Continuing the previous example, if we want to add database persistence, instead of modifying InvoicePersistence, we can define an interface and implement it with different strategies:

interface InvoicePersistence {
    void save(Invoice invoice);
}

public class DatabasePersistence implements InvoicePersistence {
    @Override
    public void save(Invoice invoice) {
        // Save to database
    }
}

public class FilePersistence implements InvoicePersistence {
    @Override
    public void save(Invoice invoice) {
        // Save to file
    }
}

The InvoicePersistence interface acts as a generic abstraction for all persistence implementations.

For example:

public class PersistenceManager {
    InvoicePersistence invoicePersistence;
}

Both DatabasePersistence and FilePersistence can be assigned to invoicePersistence, providing flexibility without modification.

Liskov Substitution Principle

Subtypes must be substitutable for their base types without altering the correctness of the program.

In other words, if a method expects a base class, passing a derived class should not cause unexpected behavior.

class Rectangle {
    public virtual int Width { get; set; }
    public virtual int Height { get; set; }

    public int CalculateArea() => Width * Height;
}

class Square : Rectangle {
    public override int Width {
        set {
            base.Width = value;
            base.Height = value;
        }
    }
    public override int Height {
        set {
            base.Width = value;
            base.Height = value;
        }
    }
}

In this case, passing a Square where a Rectangle is expected breaks correctness, because setting either width or height changes both — a behavior that should not exist in a proper rectangle.

Interface Segregation Principle

Clients should not be forced to depend on methods they do not use.

Interfaces should be small, focused, and split according to actual usage, so that implementations remain clean and intentional.

Dependency Inversion Principle

High-level modules should not depend on low-level modules.
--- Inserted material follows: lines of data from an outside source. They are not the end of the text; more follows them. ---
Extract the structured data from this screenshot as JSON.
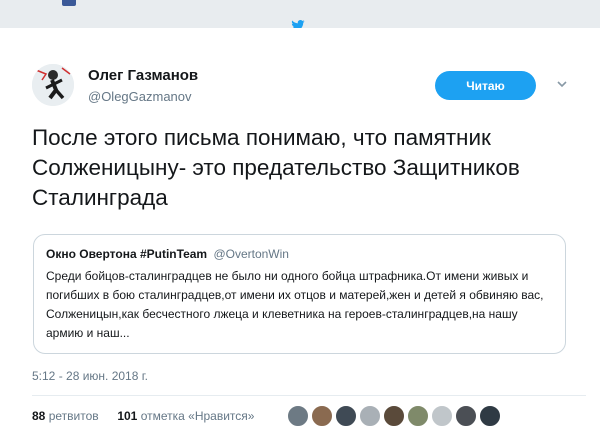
{
  "tweet": {
    "author": {
      "display_name": "Олег Газманов",
      "handle": "@OlegGazmanov",
      "avatar_icon": "avatar-man-running-icon"
    },
    "follow_button": {
      "label": "Читаю",
      "color": "#1da1f2"
    },
    "text": "После этого письма понимаю, что памятник Солженицыну- это предательство Защитников Сталинграда",
    "quoted_tweet": {
      "author_name": "Окно Овертона #PutinTeam",
      "author_handle": "@OvertonWin",
      "text": "Среди бойцов-сталинградцев не было ни одного бойца штрафника.От имени живых и погибших в бою сталинградцев,от имени их отцов и матерей,жен и детей я обвиняю вас, Солженицын,как бесчестного лжеца и клеветника на героев-сталинградцев,на нашу армию и наш..."
    },
    "timestamp": "5:12 - 28 июн. 2018 г.",
    "stats": {
      "retweets_count": "88",
      "retweets_label": "ретвитов",
      "likes_count": "101",
      "likes_label": "отметка «Нравится»"
    },
    "liker_avatars": [
      {
        "icon": "liker-avatar-icon",
        "color": "#6d7a84"
      },
      {
        "icon": "liker-avatar-icon",
        "color": "#8a6a50"
      },
      {
        "icon": "liker-avatar-icon",
        "color": "#3f4a55"
      },
      {
        "icon": "liker-avatar-icon",
        "color": "#a9b0b6"
      },
      {
        "icon": "liker-avatar-icon",
        "color": "#5a4a3a"
      },
      {
        "icon": "liker-avatar-icon",
        "color": "#7f8a6a"
      },
      {
        "icon": "liker-avatar-icon",
        "color": "#c0c6ca"
      },
      {
        "icon": "liker-avatar-icon",
        "color": "#4b4f55"
      },
      {
        "icon": "liker-avatar-icon",
        "color": "#2f3a44"
      }
    ]
  },
  "chrome": {
    "facebook_icon": "facebook-icon",
    "twitter_icon": "twitter-bird-icon",
    "more_icon": "chevron-down-icon"
  }
}
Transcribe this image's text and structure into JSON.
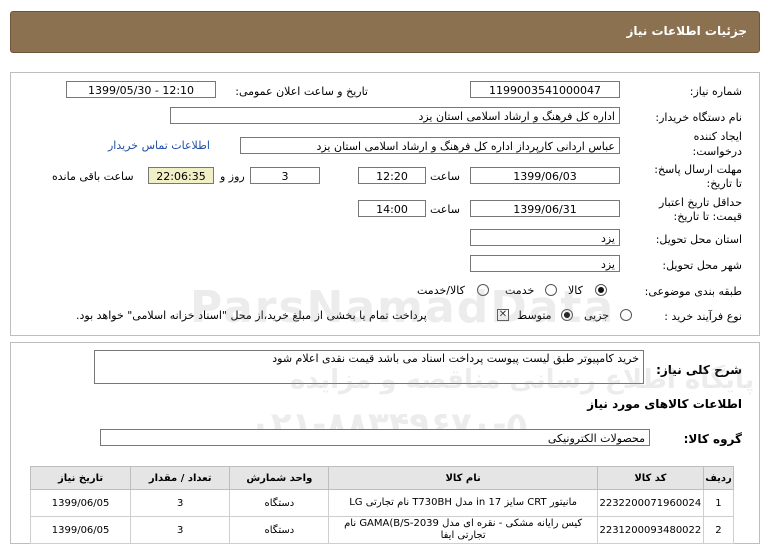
{
  "header": {
    "title": "جزئیات اطلاعات نیاز"
  },
  "fields": {
    "need_number_label": "شماره نیاز:",
    "need_number": "1199003541000047",
    "announce_label": "تاریخ و ساعت اعلان عمومی:",
    "announce_value": "1399/05/30 - 12:10",
    "buyer_label": "نام دستگاه خریدار:",
    "buyer_value": "اداره کل فرهنگ و ارشاد اسلامی استان یزد",
    "creator_label_1": "ایجاد کننده",
    "creator_label_2": "درخواست:",
    "creator_value": "عباس اردانی کارپرداز اداره کل فرهنگ و ارشاد اسلامی استان یزد",
    "contact_link": "اطلاعات تماس خریدار",
    "reply_label_1": "مهلت ارسال پاسخ:",
    "reply_label_2": "تا تاریخ:",
    "reply_date": "1399/06/03",
    "time_label": "ساعت",
    "reply_time": "12:20",
    "days_value": "3",
    "days_label": "روز و",
    "remaining_time": "22:06:35",
    "remaining_label": "ساعت باقی مانده",
    "validity_label_1": "حداقل تاریخ اعتبار",
    "validity_label_2": "قیمت: تا تاریخ:",
    "validity_date": "1399/06/31",
    "validity_time": "14:00",
    "province_label": "استان محل تحویل:",
    "province_value": "یزد",
    "city_label": "شهر محل تحویل:",
    "city_value": "یزد",
    "category_label": "طبقه بندی موضوعی:",
    "category_options": [
      "کالا",
      "خدمت",
      "کالا/خدمت"
    ],
    "process_label": "نوع فرآیند خرید :",
    "process_options": [
      "جزیی",
      "متوسط"
    ],
    "payment_note": "پرداخت تمام یا بخشی از مبلغ خرید،از محل \"اسناد خزانه اسلامی\" خواهد بود."
  },
  "description": {
    "label": "شرح کلی نیاز:",
    "text": "خرید کامپیوتر طبق لیست پیوست پرداخت اسناد می باشد قیمت نقدی اعلام شود"
  },
  "goods": {
    "section_title": "اطلاعات کالاهای مورد نیاز",
    "group_label": "گروه کالا:",
    "group_value": "محصولات الکترونیکی"
  },
  "watermark": {
    "line1": "ParsNamadData",
    "line2": "پایگاه اطلاع رسانی مناقصه و مزایده",
    "line3": "۰۲۱-۸۸۳۴۹۶۷۰-۵"
  },
  "table": {
    "headers": [
      "ردیف",
      "کد کالا",
      "نام کالا",
      "واحد شمارش",
      "تعداد / مقدار",
      "تاریخ نیاز"
    ],
    "rows": [
      {
        "row": "1",
        "code": "2232200071960024",
        "name": "مانیتور CRT سایز 17 in مدل T730BH نام تجارتی LG",
        "unit": "دستگاه",
        "qty": "3",
        "date": "1399/06/05"
      },
      {
        "row": "2",
        "code": "2231200093480022",
        "name": "کیس رایانه مشکی - نقره ای مدل GAMA(B/S-2039 نام تجارتی ایفا",
        "unit": "دستگاه",
        "qty": "3",
        "date": "1399/06/05"
      }
    ]
  }
}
Both should depend on abstractions.
Abstractions should not depend on details; details should depend on abstractions.

Incorrect example:

class Database {
    public void SaveOrder(Order order) { /* ... */ }
}

class OrderManager {
    private Database db = new Database(); // Concrete dependency

    public void Save(Order order) {
        db.SaveOrder(order);
    }
}

Correct example:

interface IOrderRepository {
    void Save(Order order);
}

class Database : IOrderRepository {
    public void Save(Order order) { /* ... */ }
}

class OrderManager {
    private readonly IOrderRepository repository;

    public OrderManager(IOrderRepository repository) {
        this.repository = repository;
    }

    public void Save(Order order) {
        repository.Save(order);
    }
}